So they come and parade, divided, by and large, between the princessy and the sultry: those who maneuver their massive ball skirts (Janelle Monáe in Elie Saab, Kirsten Dunst in Dior, Leslie Mann in Zac Posen) and those who strut in dresses sleek, slinky, often high-slit or sheer (Nicole Kidman in peachy Armani Privé, Naomie Harris in white sequined Calvin Klein, Taraji P. Henson in plunging, blue-velvet Alberta Ferretti, the evening’s early standout).

They clutched evening bags and suffered in silence in what were almost certainly uncomfortable shoes — save Octavia Spencer, the “Hidden Figures” best supporting actress nominee, in feather-frilled Marchesa, who said her forgiving Stuart Weitzman shoes made her “a very happy woman right now.” Several outfits were pinned with a blue ribbon, to show support for the American Civil Liberties Union.

Trends tend to fall by the wayside, though this year many stuck to black (Ms. Dunst, last year’s best actress winner Brie Larson), white (Ms. Harris, the model Karlie Kloss, Chrissy Teigen) and optimistic Oscar gold (Emma Stone, in flapper-fringed Givenchy). Ruth Negga, a best actress nominee for “Loving,” was a welcome flash of color in red Valentino; likewise Viola Davis, in red Armani Privé.

That love is the work, months in the making, of a small army of stylists, designers, agents and publicists conspiring to dress the evening’s stars and drape them in millions of dollars’ worth of borrowed jewels. (“There’s like 20 bodyguards following me around for this,” Dakota Johnson, a presenter, told Mr.
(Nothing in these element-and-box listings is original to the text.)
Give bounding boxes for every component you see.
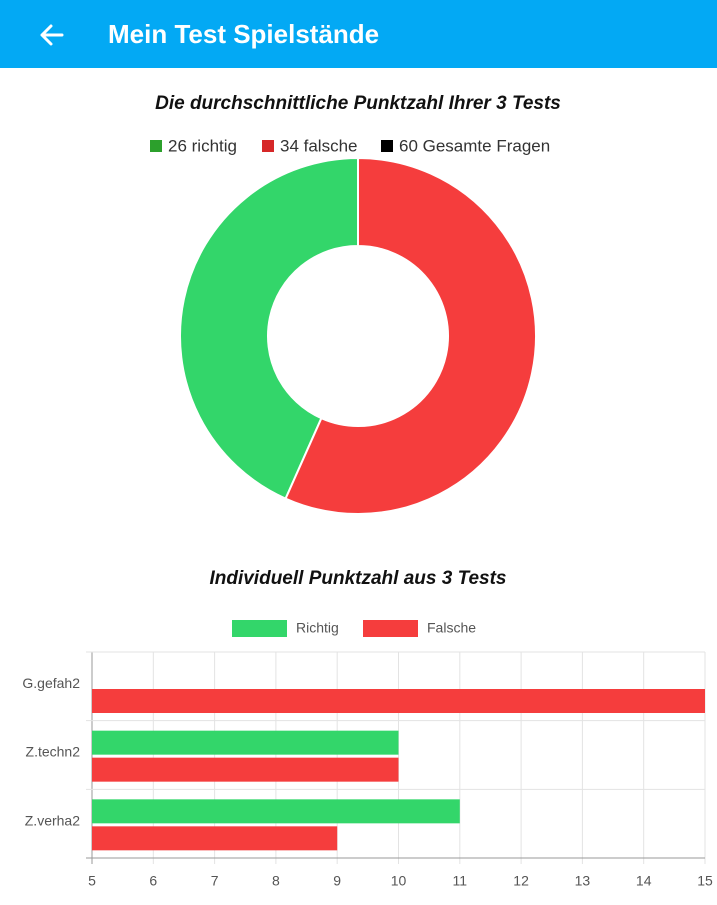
back-button[interactable] bbox=[40, 24, 64, 46]
x-tick-label: 9 bbox=[333, 873, 341, 889]
chart-title: Die durchschnittliche Punktzahl Ihrer 3 … bbox=[155, 93, 561, 114]
legend-swatch bbox=[381, 140, 393, 152]
bar bbox=[92, 799, 460, 824]
x-tick-label: 15 bbox=[697, 873, 713, 889]
legend-swatch bbox=[150, 140, 162, 152]
legend-swatch bbox=[363, 620, 418, 637]
legend-swatch bbox=[262, 140, 274, 152]
y-tick-label: Z.techn2 bbox=[26, 744, 81, 760]
x-tick-label: 14 bbox=[636, 873, 652, 889]
bar bbox=[92, 730, 399, 755]
app-bar bbox=[0, 0, 717, 68]
chart-title: Individuell Punktzahl aus 3 Tests bbox=[209, 568, 506, 589]
x-tick-label: 5 bbox=[88, 873, 96, 889]
legend-label: 26 richtig bbox=[168, 136, 237, 155]
x-tick-label: 11 bbox=[453, 873, 468, 889]
bar bbox=[92, 826, 338, 851]
bar bbox=[92, 757, 399, 782]
bar bbox=[92, 689, 705, 713]
legend-label: Falsche bbox=[427, 620, 476, 636]
legend-swatch bbox=[232, 620, 287, 637]
x-tick-label: 13 bbox=[575, 873, 591, 889]
legend-label: 60 Gesamte Fragen bbox=[399, 136, 550, 155]
legend-label: 34 falsche bbox=[280, 136, 358, 155]
x-tick-label: 12 bbox=[513, 873, 529, 889]
x-tick-label: 10 bbox=[391, 873, 407, 889]
donut-slice bbox=[284, 156, 537, 515]
donut-slice bbox=[179, 156, 359, 500]
x-tick-label: 7 bbox=[211, 873, 219, 889]
y-tick-label: Z.verha2 bbox=[25, 812, 80, 828]
app-title: Mein Test Spielstände bbox=[108, 19, 379, 49]
back-arrow[interactable] bbox=[40, 24, 64, 46]
y-tick-label: G.gefah2 bbox=[22, 675, 80, 691]
x-tick-label: 8 bbox=[272, 873, 280, 889]
x-tick-label: 6 bbox=[149, 873, 157, 889]
legend-label: Richtig bbox=[296, 620, 339, 636]
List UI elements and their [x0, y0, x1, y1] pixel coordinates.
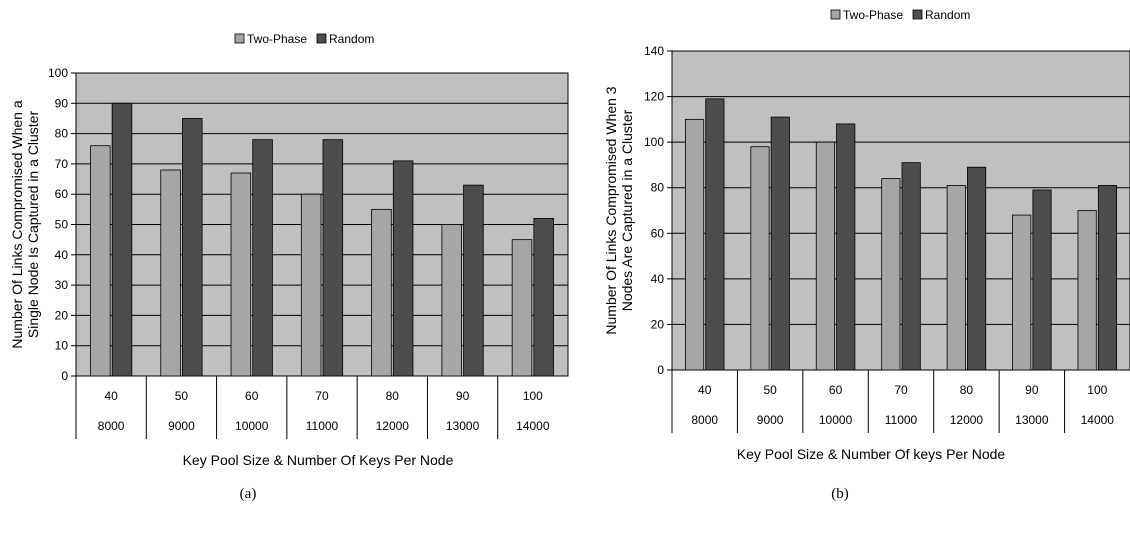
figure-caption: (b): [831, 486, 849, 502]
x-tick-label-secondary: 14000: [1081, 413, 1115, 427]
bar-random: [322, 139, 344, 377]
chart-a: 0 10 20 30 40 50 60 70 80 90 100 40 8000 50 9000 60 1000…: [9, 32, 569, 502]
x-tick-label: 70: [894, 383, 908, 397]
bar-random: [392, 160, 414, 377]
y-tick-label: 70: [55, 157, 69, 171]
bar-two-phase: [881, 178, 901, 371]
y-axis-title: Single Node Is Captured in a Cluster: [25, 111, 41, 339]
legend-swatch-random: [912, 9, 923, 20]
legend: Two-Phase Random: [830, 8, 970, 22]
x-tick-label-secondary: 10000: [819, 413, 853, 427]
y-axis-title: Nodes Are Captured in a Cluster: [619, 109, 635, 311]
bar-random: [705, 98, 725, 371]
y-tick-label: 140: [644, 44, 664, 58]
x-tick-label-secondary: 11000: [306, 419, 339, 433]
bar-random: [836, 123, 856, 371]
x-tick-label-secondary: 14000: [516, 419, 550, 433]
x-tick-label-secondary: 12000: [376, 419, 410, 433]
bar-random: [967, 166, 987, 371]
bar-random: [901, 162, 921, 371]
legend-label: Two-Phase: [247, 32, 307, 46]
bar-two-phase: [300, 193, 322, 377]
x-tick-label: 70: [315, 389, 329, 403]
x-tick-label-secondary: 9000: [168, 419, 195, 433]
legend-label: Random: [329, 32, 374, 46]
legend-label: Two-Phase: [843, 8, 903, 22]
y-tick-label: 10: [55, 339, 69, 353]
bar-random: [463, 184, 484, 377]
bar-two-phase: [684, 118, 705, 371]
bar-two-phase: [815, 141, 835, 371]
x-tick-label: 60: [829, 383, 843, 397]
x-tick-label: 100: [1087, 383, 1107, 397]
y-tick-label: 20: [651, 317, 665, 331]
x-tick-label-secondary: 12000: [950, 413, 984, 427]
x-tick-label-secondary: 13000: [1015, 413, 1049, 427]
x-tick-label: 90: [1025, 383, 1039, 397]
bar-two-phase: [946, 185, 966, 371]
y-tick-label: 0: [61, 369, 68, 383]
bar-two-phase: [90, 145, 111, 377]
y-tick-label: 40: [651, 272, 665, 286]
x-axis-title: Key Pool Size & Number Of Keys Per Node: [183, 452, 454, 468]
bar-two-phase: [1077, 210, 1097, 371]
bar-two-phase: [371, 208, 392, 377]
x-tick-label-secondary: 8000: [98, 419, 125, 433]
y-tick-label: 60: [55, 187, 69, 201]
plot-area: [671, 50, 1130, 371]
x-tick-label-secondary: 11000: [885, 413, 918, 427]
y-tick-label: 30: [55, 278, 69, 292]
x-tick-label: 50: [763, 383, 777, 397]
bar-random: [1097, 185, 1118, 371]
x-tick-label: 80: [386, 389, 400, 403]
figure-caption: (a): [240, 486, 257, 502]
y-tick-label: 80: [55, 127, 69, 141]
legend: Two-Phase Random: [234, 32, 374, 46]
y-tick-label: 50: [55, 218, 69, 232]
x-tick-label: 60: [245, 389, 259, 403]
bar-random: [770, 116, 790, 371]
x-axis-title: Key Pool Size & Number Of keys Per Node: [737, 446, 1006, 462]
y-tick-label: 40: [55, 248, 69, 262]
bar-random: [533, 218, 554, 377]
chart-b: 0 20 40 60 80 100 120 140 40 8000 50 9000 60 10000 70 1…: [603, 8, 1130, 502]
x-tick-label-secondary: 10000: [235, 419, 269, 433]
legend-swatch-random: [316, 33, 327, 44]
bar-two-phase: [1012, 214, 1032, 371]
x-tick-label: 40: [104, 389, 118, 403]
bar-random: [1032, 189, 1052, 371]
x-tick-label: 50: [175, 389, 189, 403]
y-tick-label: 90: [55, 96, 69, 110]
bar-two-phase: [160, 169, 181, 377]
x-tick-label-secondary: 9000: [757, 413, 784, 427]
bar-two-phase: [441, 224, 462, 377]
x-tick-label: 40: [698, 383, 712, 397]
y-tick-label: 100: [48, 66, 68, 80]
x-tick-label-secondary: 8000: [691, 413, 718, 427]
bar-random: [111, 102, 133, 377]
x-tick-label: 80: [960, 383, 974, 397]
bar-two-phase: [511, 239, 533, 377]
legend-swatch-two-phase: [830, 9, 841, 20]
x-tick-label-secondary: 13000: [446, 419, 480, 433]
y-axis-title: Number Of Links Compromised When a: [9, 100, 25, 348]
y-tick-label: 100: [644, 135, 664, 149]
y-tick-label: 120: [644, 90, 664, 104]
bar-two-phase: [750, 146, 770, 371]
legend-label: Random: [925, 8, 970, 22]
x-tick-label: 90: [456, 389, 470, 403]
y-tick-label: 80: [651, 181, 665, 195]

Seacrest about her Cartier jewelry.) An entire industry spins around securing the starlets and a moment of media airtime in which they dutifully recite their labels. The days of Edith Head, the great midcentury costume designer (and eight-time Oscar winner), whipping up a gown for one of her actresses are long in the past. Dresses are big business, and Oscar dresses the biggest of all. Not for nothing did the costume designer Lizzy Gardiner show up to collect her Oscar in 1995 in a sheath custom made of Amex Gold cards.

With machinery so grand, competition is fierce and tempers run hot. Just before the Oscars, Karl Lagerfeld, the designer of Chanel, touched off an international incident by claiming, in Women’s Wear Daily, that Meryl Streep commissioned, and then declined to wear, one of his gowns, saying she had been paid to wear one by another designer. Ms. Streep fired back, in no uncertain terms, in People. (Mr. Lagerfeld apologized.)

Ms. Streep, for the record, there to celebrate her 20th Oscar nomination, ultimately chose a gown by Mr. Saab. “Nice dress, by the way,” Jimmy Kimmel, the evening’s host, called out from the stage. “Is that an Ivanka?”

Next to these flaring passions, most men wisely embrace a policy of decorous restraint. A foray into navy from basic black was as far as many men dared. (Pharrell Williams, in chain-bedecked Chanel, is not many men.)

Casey Affleck, a best actor nominee, had gone to the Independent Spirit Awards the day before wearing, in a more independent spirit, a shirt of his own design that spelled out “love” in Arabic. Here he opted for a Louis Vuitton tuxedo with the classic bow tie and studs. Mahershala Ali, who took the best supporting actor trophy early in the evening, went, as he often has this awards season, for Ermenegildo Zegna, this time in black on black.

At least one nominee went even lower-key. “I got my tux at San Marko in Yonkers, N.Y.,” Lin-Manuel Miranda, up for the award for best original song, told Mr. Seacrest, “where I got my prom tux in 1998.”